Etwa 1.600 Mitglieder der Gemeinde Fuerabamba wurden 2014 von Las Bambas in ein speziell errichtetes Dorf mit Reihen dreistöckiger Häuser in der Nähe der Mine umgesiedelt. Die Gemeinde stimmte dem Umzug zu, der nach Angaben des Unternehmens mit Barzahlungen in Höhe von dreihundert Millionen US-Dollar verbunden war. Ein Reuters-Reporter, der Las Bambas Ende April besuchte, sah, wie Gemeindemitglieder, darunter Frauen und Kinder, dort Lehmhäuser wieder aufbauten und ihr Vieh vor dem Hintergrund des Tagebaus weideten. Die Bewohner von Fuerabamba und Huancuire erklärten, sie würden ihre Forderungen nach Rückgabe des Landes, das sie als ihr angestammtes Land bezeichnen, nicht aufgeben. Ehemaligen Regierungsbeamten und Beratern zufolge stehen die Chancen für sie schlecht. Beide Gemeinden erhielten von Las Bambas beträchtliche Zahlungen im Austausch für das Land, das sie nun zurückfordern. Führungskräfte von Las Bambas halten die Proteste für illegal und haben die Behörden aufgefordert, die Rechtsstaatlichkeit durchzusetzen.

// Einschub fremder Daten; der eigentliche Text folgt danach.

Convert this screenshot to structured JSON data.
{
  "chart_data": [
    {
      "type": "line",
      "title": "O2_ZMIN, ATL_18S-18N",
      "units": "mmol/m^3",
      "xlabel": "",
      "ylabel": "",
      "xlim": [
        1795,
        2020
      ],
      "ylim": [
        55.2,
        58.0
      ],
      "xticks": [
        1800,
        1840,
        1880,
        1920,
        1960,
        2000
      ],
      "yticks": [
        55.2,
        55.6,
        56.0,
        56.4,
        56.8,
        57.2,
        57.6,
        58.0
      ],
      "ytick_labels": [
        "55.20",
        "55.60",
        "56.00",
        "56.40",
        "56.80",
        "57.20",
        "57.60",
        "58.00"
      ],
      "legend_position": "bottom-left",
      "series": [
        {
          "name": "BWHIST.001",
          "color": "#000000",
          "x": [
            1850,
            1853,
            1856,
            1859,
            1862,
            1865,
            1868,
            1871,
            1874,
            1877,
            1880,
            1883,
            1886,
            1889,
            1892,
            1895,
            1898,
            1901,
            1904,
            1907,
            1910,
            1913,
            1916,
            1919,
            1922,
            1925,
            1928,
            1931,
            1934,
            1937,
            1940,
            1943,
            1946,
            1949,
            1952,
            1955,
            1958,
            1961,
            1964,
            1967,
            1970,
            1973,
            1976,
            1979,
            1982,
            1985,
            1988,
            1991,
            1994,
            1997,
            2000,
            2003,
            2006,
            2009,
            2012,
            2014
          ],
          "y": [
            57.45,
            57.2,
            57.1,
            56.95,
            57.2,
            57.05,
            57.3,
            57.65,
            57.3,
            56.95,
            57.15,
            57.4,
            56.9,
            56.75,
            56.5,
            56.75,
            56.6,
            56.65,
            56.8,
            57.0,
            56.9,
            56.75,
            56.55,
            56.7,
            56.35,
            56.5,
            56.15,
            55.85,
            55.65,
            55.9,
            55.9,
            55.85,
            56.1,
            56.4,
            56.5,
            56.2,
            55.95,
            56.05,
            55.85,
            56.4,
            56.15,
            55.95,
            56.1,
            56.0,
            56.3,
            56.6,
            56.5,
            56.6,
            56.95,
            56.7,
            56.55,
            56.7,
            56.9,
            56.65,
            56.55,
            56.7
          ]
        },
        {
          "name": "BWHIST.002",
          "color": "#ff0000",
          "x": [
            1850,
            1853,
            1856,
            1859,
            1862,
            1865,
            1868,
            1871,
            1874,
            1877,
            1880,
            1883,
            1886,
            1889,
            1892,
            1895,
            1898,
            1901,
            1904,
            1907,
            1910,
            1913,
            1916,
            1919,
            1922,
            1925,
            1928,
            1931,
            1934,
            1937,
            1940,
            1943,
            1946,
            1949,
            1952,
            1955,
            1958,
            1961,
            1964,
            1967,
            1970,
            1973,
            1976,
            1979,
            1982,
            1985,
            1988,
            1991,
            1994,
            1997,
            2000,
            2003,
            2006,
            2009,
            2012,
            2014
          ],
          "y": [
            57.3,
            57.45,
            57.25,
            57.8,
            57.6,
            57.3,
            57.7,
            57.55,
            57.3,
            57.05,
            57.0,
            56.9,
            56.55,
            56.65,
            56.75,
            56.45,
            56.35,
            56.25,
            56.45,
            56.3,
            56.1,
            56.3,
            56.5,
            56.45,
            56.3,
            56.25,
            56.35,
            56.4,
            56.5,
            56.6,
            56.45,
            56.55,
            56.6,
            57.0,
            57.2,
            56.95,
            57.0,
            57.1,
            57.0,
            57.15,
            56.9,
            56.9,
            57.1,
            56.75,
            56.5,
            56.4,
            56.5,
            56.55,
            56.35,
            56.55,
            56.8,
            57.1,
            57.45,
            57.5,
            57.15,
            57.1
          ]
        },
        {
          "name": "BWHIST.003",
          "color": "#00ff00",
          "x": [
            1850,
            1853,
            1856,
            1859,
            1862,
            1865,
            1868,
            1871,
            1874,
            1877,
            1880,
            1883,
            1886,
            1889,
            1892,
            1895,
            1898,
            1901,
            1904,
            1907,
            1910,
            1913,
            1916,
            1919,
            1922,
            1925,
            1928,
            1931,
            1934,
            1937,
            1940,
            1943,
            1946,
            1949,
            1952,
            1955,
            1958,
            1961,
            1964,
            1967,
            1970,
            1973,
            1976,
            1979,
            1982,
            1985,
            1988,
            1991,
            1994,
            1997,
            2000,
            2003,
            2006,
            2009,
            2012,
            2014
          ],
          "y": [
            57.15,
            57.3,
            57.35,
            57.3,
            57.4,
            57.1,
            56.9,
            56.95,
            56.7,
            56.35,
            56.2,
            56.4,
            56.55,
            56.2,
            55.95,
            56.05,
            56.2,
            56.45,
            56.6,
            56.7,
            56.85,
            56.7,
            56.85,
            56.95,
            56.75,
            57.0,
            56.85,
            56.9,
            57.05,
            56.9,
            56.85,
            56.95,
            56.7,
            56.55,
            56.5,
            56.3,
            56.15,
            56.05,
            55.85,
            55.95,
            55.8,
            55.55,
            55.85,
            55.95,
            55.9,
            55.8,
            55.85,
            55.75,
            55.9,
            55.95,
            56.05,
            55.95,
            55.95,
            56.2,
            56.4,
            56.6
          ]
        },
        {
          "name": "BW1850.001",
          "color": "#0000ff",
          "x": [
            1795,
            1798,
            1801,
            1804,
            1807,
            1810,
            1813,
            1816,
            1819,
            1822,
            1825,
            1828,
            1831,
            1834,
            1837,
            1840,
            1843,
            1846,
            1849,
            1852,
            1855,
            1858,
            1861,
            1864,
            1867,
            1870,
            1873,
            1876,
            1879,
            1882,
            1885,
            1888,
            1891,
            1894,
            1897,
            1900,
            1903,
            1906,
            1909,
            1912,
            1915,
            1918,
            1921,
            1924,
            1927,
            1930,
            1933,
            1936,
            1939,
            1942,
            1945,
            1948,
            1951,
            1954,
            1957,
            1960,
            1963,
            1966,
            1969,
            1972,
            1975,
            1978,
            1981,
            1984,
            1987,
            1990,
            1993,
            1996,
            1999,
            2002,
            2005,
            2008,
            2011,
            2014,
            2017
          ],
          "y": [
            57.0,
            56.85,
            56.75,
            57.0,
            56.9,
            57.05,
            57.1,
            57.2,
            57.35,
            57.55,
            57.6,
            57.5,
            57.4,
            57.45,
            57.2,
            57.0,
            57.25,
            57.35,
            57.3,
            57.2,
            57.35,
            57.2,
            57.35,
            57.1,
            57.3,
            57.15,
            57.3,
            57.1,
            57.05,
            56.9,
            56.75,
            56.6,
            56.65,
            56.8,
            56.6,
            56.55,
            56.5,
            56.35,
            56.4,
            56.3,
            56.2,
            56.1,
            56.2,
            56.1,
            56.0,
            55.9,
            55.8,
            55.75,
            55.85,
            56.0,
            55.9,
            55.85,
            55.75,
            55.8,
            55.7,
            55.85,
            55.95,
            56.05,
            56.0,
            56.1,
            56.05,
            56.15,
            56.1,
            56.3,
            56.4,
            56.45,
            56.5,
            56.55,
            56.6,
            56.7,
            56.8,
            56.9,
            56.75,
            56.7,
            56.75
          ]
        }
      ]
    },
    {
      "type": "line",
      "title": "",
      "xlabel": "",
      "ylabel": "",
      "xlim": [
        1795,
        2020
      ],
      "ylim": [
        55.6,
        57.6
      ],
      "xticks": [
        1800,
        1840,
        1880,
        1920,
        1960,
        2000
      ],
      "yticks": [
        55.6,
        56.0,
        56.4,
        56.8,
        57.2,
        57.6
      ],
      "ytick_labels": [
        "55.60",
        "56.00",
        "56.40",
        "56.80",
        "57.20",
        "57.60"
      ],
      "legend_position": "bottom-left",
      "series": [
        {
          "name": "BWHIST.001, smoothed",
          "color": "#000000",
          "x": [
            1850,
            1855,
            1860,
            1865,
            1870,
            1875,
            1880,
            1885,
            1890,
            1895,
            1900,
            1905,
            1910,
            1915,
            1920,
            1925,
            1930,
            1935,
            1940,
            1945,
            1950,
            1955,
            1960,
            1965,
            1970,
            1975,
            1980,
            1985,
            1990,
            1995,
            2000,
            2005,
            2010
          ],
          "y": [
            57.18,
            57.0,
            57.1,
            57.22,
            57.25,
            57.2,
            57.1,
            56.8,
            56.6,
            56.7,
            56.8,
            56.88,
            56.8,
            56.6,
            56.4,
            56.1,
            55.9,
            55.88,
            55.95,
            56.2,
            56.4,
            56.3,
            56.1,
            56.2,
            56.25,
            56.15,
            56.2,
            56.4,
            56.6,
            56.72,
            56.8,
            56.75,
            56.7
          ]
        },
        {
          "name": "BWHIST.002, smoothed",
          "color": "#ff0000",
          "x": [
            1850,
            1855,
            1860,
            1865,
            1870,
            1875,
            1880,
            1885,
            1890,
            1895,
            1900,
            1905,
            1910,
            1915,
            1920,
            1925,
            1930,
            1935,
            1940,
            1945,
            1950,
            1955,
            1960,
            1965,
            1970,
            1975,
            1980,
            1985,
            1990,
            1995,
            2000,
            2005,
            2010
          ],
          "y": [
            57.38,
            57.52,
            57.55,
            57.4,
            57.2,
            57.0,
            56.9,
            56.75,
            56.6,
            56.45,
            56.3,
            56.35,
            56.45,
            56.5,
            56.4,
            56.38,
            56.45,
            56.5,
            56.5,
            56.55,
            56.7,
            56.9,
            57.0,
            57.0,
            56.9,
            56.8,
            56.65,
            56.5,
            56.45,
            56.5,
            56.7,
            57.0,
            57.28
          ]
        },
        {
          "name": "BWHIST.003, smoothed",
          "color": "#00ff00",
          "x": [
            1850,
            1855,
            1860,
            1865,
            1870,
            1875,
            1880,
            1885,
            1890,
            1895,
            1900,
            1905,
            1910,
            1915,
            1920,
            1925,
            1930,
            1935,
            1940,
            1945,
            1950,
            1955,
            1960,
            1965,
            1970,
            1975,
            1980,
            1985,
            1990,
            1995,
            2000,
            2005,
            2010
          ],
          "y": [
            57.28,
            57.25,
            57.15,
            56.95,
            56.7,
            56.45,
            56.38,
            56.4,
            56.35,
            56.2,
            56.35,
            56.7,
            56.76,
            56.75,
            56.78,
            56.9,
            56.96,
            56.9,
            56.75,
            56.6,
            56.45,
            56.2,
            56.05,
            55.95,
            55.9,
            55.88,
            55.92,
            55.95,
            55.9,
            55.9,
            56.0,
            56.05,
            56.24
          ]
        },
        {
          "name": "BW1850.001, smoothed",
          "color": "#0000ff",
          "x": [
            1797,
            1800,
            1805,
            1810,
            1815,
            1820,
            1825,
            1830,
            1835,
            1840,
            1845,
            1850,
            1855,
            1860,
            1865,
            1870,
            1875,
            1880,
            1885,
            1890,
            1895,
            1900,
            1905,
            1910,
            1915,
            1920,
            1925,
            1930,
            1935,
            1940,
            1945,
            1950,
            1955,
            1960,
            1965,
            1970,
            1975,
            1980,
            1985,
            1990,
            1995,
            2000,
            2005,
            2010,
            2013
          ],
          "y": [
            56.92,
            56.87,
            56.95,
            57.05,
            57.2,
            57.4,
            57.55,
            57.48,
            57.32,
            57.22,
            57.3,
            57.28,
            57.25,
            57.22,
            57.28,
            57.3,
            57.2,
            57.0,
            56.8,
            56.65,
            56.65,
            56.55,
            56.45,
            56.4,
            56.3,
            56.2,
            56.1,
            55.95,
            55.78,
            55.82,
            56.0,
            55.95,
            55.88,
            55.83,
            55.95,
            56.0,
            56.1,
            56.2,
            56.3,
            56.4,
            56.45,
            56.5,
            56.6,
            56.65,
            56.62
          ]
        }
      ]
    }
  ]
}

Am Dienstag (10.), als die Arbeitsniederlegung in die dritte Woche ging, gelang es der peruanischen Regierung nicht, in Gesprächen mit den Gemeinden in Las Bambas eine Einigung herbeizuführen, da sich beide Seiten gegenseitig der Gewalt beschuldigten. Edgardo Orderique, der Betriebsleiter von Las Bambas, erklärte, Mitglieder von Fuerabamba und Huancuire hätten bei den Zusammenstößen Ende letzten Monats Ausrüstungen im Wert von mehreren Millionen US-Dollar zerstört und siebenundzwanzig Sicherheitskräfte verletzt. Der Protest unterstreicht das Ausmaß der Herausforderung, der sich Las Bambas gegenübersieht, wenn es mit seinen Plänen fortfährt, die jährliche Kupferproduktion von dreihundert auf vierhunderttausend Tonnen zu erhöhen, während die Kupferpreise weltweit in die Höhe schnellen. „Dieser Protest ist der schwerwiegendste, mit dem Las Bambas konfrontiert war, seit es in Peru tätig ist“, bestätigt Ivan Merino, ein ehemaliger Bergbauminister unter dem umkämpften peruanischen Präsidenten Pedro Castillo, dessen Regierung zwischen ihrem Versprechen, die Rechte der ländlichen Gemeinden zu wahren – dem Fundament ihrer Unterstützung – und der Notwendigkeit, die Wirtschaft wieder anzukurbeln, hin- und hergerissen ist.